As I've outlined in our written submissions to you, we urge this committee to take this opportunity to clearly signal that the principles outlined in seminal sexual assault decisions, such as R. v. Ewanchuk, which give women the right to decide who touches their body and how, and clearly indicate that voluntary consent is required for any sexual touching, remain the foundational principles of sexual assault law and continue to bind future courts.
Finally, we would propose that prosecutorial directions for HIV non-disclosure are necessary to ensure that marginalized women are protected from violence. We've submitted to you in our submission that the reckless transmission of HIV non-disclosure should be prosecuted under non-sexual assault provisions of the Criminal Code. We would further submit that the transmission should not be an offence when the accused feared violence would result from disclosing their HIV status or feared violence if they insisted on condom use.

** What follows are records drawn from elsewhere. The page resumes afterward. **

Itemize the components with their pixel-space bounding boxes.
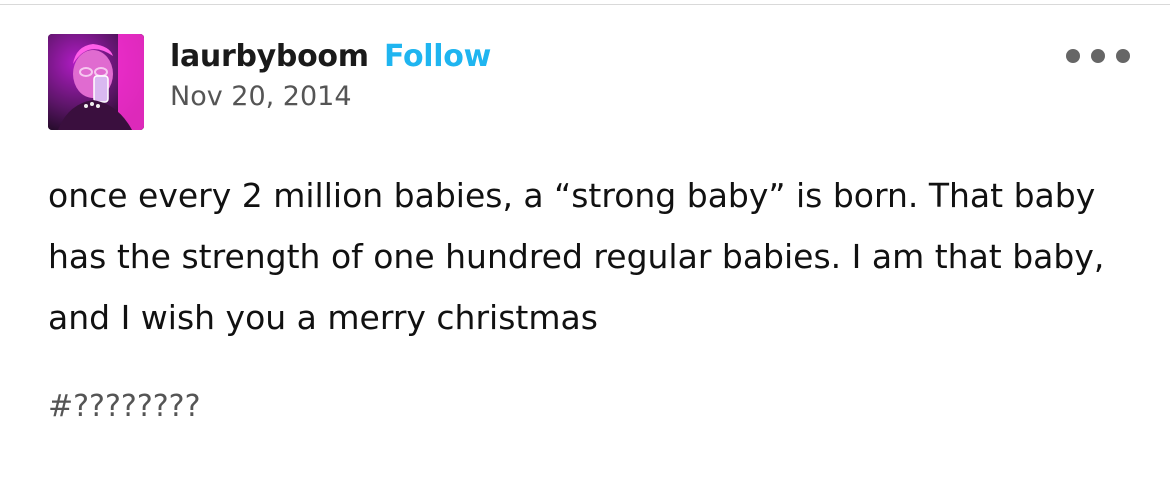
avatar-image (48, 34, 144, 130)
avatar[interactable] (48, 34, 144, 130)
follow-button[interactable]: Follow (384, 39, 491, 75)
more-dot (1091, 49, 1105, 63)
post-date[interactable]: Nov 20, 2014 (170, 81, 352, 113)
top-divider (0, 4, 1170, 5)
post-body-text: once every 2 million babies, a “strong b… (48, 176, 1105, 337)
more-dot (1116, 49, 1130, 63)
post-tag-link[interactable]: #???????? (48, 387, 201, 427)
ellipsis-icon[interactable] (1066, 44, 1130, 68)
post-header: laurbyboom Follow Nov 20, 2014 (48, 34, 1138, 134)
blog-name-link[interactable]: laurbyboom (170, 39, 369, 75)
more-dot (1066, 49, 1080, 63)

As we know, the use of a condom is a gendered requirement and women don't always have as much control over condom use as their partner if they engage in sex under duress, were coerced into sex or the sex occurred without the consent of the accused.
In short, to best protect the equality rights of people living with HIV and to protect women from sexual violence, we propose that HIV non-disclosure be removed from sexual assault law and that the reckless transmission of HIV should be prosecuted under criminal provisions that do not deal with sexual assault, with clear prosecutorial guidelines that ensure that women are not criminalized for the violence committed against them.
Thank you very much for hearing from LEAF.